The sun-kissed days of June and the start of Manchester United’s pre-season feel like an awful long time ago right now.
Optimism was in the air then and it would go through a successful summer transfer window. On the pitch, Ole Gunnar Solskjaer was telling players the evolution of his side was going to see a transition from 4-2-3-1 to a more proactive 4-3-3.
By the end of November, Solskjaer had been sacked, having never had enough faith in his midfielders to start a game with a 4-3-3.
United haven’t improved much since Solskjaer departed and the 2-2 draw with Aston Villa on Saturday left them marooned in seventh. Throwing away a two-goal lead at Villa Park was the latest ignominy in their season, but that game might at least have given them a template moving forward.
The early weeks of Ralf Rangnick’s spell as interim manager haven’t provided the bounce United would have wanted and they’ve been characterised by an attempt to find a formation to suit the players within the squad. Having started with his preferred 4-2-2-2 shape, Rangnick returned to the 4-2-3-1 system the players are more comfortable with for the FA Cup tie with Aston Villa last week.
But for the game in the Midlands it was finally a 4-3-3 for United and while the result and the second half were disappointing, there was enough encouragement for Rangnick to declare it the best performance since he took over.
For the first half-hour, United had the control the 63-year-old has been desperate to establish and they created plenty of opportunities throughout the match. Bruno Fernandes played as the left of centre No 8 and linked well with Alex Telles and Anthony Elanga, while Fred’s role to the right of him encouraged United to press at the right moments. The Brazilian played a crucial role in the second goal.
This system certainly felt more modern than Rangnick’s unusual 4-2-2-2 and it’s more likely that a new manager this summer will continue to use a 4-3-3, so there is a benefit to be had from schooling the players into this formation for the next five months.
United’s biggest issue in playing it is the lack of a holding midfielder. Nemanja Matic performed the role well in the first half but he was compromised by picking up a yellow card and the 33-year-old also tired. There was no Scott McTominay to come off the bench and the Scot has rarely been used in that role anyway. It’s telling that when McTominay and Fred play they tend to feature as a double pivot, the suggestion being neither is considered to have the right skillset to play as a lone holding midfielder.
It’s certainly not an ideal role for Fred, but it could be one McTominay is developed in. The academy graduate is a versatile player, having played as a striker coming through the ranks at United and a centre back for Scotland. There’s no reason he can’t become a viable option as a holding midfielder.
United’s priority – in January and in the summer – should be to sign players who can play this system, however, and that means a world-class defensive midfielder. Manchester City and Liverpool both play a similar midfield shape, with one holding player and two more advanced, but in Rodri and Fabinho they have two of their best defensive midfielders in the Premier League.
Matic may once have been in that discussion, but those times have passed and if United are to persevere with a 4-3-3 then an elite holding midfielder has to arrive by the summer transfer window at the latest.

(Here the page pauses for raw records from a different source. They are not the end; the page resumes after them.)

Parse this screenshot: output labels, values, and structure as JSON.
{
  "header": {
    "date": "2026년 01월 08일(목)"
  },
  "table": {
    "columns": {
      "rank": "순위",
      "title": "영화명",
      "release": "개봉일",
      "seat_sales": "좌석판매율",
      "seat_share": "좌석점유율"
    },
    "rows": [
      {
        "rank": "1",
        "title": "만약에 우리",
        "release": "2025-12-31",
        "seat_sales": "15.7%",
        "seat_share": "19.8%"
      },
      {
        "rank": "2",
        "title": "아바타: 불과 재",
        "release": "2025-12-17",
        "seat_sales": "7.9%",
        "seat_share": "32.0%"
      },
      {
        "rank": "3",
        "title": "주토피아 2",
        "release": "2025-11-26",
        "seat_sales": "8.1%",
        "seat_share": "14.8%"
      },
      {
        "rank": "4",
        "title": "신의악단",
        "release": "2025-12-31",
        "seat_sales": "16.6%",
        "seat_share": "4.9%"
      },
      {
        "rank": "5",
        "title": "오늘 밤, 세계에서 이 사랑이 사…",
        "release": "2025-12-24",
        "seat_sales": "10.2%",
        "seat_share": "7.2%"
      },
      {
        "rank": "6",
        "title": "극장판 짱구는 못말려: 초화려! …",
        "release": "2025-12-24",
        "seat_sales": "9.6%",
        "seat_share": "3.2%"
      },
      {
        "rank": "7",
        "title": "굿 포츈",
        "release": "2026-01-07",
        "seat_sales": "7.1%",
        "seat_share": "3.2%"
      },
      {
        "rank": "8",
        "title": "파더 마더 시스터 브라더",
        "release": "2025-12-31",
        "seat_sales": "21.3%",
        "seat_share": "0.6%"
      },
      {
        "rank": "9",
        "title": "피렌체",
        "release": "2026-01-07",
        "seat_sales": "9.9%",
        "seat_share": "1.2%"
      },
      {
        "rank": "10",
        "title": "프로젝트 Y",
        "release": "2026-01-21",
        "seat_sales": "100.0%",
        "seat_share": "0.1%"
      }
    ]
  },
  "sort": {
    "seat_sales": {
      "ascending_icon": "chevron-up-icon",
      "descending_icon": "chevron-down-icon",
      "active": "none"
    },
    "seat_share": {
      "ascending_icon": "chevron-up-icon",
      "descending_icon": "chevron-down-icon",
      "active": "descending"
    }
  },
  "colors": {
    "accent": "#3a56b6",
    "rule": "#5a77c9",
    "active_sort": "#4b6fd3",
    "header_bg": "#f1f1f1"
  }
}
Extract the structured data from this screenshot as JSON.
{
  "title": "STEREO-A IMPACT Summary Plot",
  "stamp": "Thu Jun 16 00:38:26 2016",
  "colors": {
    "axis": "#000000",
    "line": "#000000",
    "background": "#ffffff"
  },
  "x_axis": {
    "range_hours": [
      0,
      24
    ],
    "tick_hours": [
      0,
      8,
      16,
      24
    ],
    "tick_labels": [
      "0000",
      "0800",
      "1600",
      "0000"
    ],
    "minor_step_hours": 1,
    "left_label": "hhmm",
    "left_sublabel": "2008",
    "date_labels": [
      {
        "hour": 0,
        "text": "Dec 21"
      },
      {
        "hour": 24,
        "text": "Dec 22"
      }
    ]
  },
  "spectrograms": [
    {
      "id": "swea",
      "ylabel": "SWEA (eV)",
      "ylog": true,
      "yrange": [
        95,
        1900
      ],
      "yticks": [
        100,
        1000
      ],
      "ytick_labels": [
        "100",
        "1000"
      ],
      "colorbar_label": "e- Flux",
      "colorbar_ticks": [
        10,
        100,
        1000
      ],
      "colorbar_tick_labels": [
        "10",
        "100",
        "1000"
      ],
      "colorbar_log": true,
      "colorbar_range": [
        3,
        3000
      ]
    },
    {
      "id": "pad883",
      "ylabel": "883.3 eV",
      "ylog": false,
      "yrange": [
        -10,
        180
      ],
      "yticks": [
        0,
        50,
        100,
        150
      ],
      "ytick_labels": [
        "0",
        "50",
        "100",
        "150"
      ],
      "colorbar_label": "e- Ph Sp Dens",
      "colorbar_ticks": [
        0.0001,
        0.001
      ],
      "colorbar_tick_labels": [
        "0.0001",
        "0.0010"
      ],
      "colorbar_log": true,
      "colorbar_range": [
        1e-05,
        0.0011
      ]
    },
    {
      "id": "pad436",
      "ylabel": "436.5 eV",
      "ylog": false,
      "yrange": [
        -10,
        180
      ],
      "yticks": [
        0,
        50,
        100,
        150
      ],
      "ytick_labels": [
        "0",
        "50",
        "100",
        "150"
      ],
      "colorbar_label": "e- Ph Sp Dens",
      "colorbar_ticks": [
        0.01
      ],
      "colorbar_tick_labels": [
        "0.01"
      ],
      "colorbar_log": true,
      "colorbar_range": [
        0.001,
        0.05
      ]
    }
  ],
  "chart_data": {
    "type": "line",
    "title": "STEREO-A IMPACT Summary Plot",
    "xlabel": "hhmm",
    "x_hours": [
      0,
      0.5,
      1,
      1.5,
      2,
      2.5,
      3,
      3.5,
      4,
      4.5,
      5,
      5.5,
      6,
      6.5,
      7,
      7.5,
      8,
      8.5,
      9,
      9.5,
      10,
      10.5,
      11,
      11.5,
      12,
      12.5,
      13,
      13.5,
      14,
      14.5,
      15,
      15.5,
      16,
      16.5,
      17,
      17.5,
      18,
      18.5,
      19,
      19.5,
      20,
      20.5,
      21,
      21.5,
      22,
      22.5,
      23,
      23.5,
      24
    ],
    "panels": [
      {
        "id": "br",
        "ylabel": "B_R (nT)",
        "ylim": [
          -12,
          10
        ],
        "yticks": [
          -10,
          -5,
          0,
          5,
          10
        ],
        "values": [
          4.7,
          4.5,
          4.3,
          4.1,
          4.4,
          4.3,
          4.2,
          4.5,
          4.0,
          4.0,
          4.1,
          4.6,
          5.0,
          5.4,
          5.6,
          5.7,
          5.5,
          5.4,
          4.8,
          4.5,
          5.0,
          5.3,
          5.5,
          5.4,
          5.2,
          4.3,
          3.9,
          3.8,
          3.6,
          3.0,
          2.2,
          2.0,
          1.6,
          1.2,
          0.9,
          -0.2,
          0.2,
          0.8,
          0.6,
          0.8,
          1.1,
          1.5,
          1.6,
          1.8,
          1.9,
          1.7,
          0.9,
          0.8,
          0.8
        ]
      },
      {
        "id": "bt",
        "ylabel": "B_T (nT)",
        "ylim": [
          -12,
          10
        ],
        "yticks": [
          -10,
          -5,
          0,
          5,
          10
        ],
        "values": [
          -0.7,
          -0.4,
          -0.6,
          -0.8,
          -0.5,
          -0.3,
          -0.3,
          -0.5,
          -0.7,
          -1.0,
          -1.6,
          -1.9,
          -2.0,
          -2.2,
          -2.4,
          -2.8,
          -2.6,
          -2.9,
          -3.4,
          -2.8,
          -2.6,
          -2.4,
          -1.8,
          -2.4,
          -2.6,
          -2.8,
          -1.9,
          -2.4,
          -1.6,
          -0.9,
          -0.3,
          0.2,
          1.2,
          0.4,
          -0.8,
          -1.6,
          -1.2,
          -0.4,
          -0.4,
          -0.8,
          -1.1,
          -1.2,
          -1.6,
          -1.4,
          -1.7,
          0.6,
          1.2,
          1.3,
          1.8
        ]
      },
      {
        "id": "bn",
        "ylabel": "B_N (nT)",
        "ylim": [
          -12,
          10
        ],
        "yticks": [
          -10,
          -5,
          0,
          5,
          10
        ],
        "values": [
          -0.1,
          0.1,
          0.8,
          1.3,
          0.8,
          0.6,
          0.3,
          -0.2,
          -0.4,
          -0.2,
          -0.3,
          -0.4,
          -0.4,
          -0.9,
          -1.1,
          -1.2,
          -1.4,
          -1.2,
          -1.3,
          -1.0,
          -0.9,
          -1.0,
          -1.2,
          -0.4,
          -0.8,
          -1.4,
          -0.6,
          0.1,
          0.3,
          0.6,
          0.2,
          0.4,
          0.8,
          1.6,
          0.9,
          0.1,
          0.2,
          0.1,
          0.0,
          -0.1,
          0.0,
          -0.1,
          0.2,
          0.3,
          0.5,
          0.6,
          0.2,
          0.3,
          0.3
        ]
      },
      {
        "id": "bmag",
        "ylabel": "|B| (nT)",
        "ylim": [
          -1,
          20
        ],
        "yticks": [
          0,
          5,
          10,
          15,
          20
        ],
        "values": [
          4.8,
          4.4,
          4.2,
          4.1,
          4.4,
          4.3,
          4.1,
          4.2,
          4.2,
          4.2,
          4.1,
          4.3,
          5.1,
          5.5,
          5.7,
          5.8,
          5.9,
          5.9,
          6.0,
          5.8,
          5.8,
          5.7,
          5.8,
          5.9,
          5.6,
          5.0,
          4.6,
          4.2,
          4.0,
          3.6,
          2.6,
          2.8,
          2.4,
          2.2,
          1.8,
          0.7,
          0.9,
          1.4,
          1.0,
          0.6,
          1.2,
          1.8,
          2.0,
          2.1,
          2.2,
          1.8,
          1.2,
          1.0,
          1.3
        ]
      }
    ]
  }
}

Sticking with the 4-3-3 gives United a template for squad management and the kind of transfers they need. Beyond strengthening in midfield there is still a weakness at right-back. Aaron Wan-Bissaka lacks the attacking quality at the moment while Diogo Dalot can get forward well, he had a difficult game defensively on Saturday.
A long-term approach to playing a 4-3-3 should suit United’s variety of wingers and inside forwards, but they will need a succession plan for Cristiano Ronaldo. It will mean the end for any dreams of a Ronaldo and Edinson Cavani partnership and with the Uruguayan leaving this summer, United would need another striker to either compete with or succeed Ronaldo.
Having a settled formation would certainly help any new manager coming in as well. While Rangnick has always had a lot of faith in his 4-2-2-2 system, it hasn’t worked for this group of players and is so distinctive it is providing little long-term value if he moves upstairs this summer.
By switching to a 4-3-3 United are mirroring the kind of system played by most elite clubs. That is where they not only aspire to be, but should be. They might not have the perfect personnel for it at the moment but it should provide focus as to the type of players required to come in.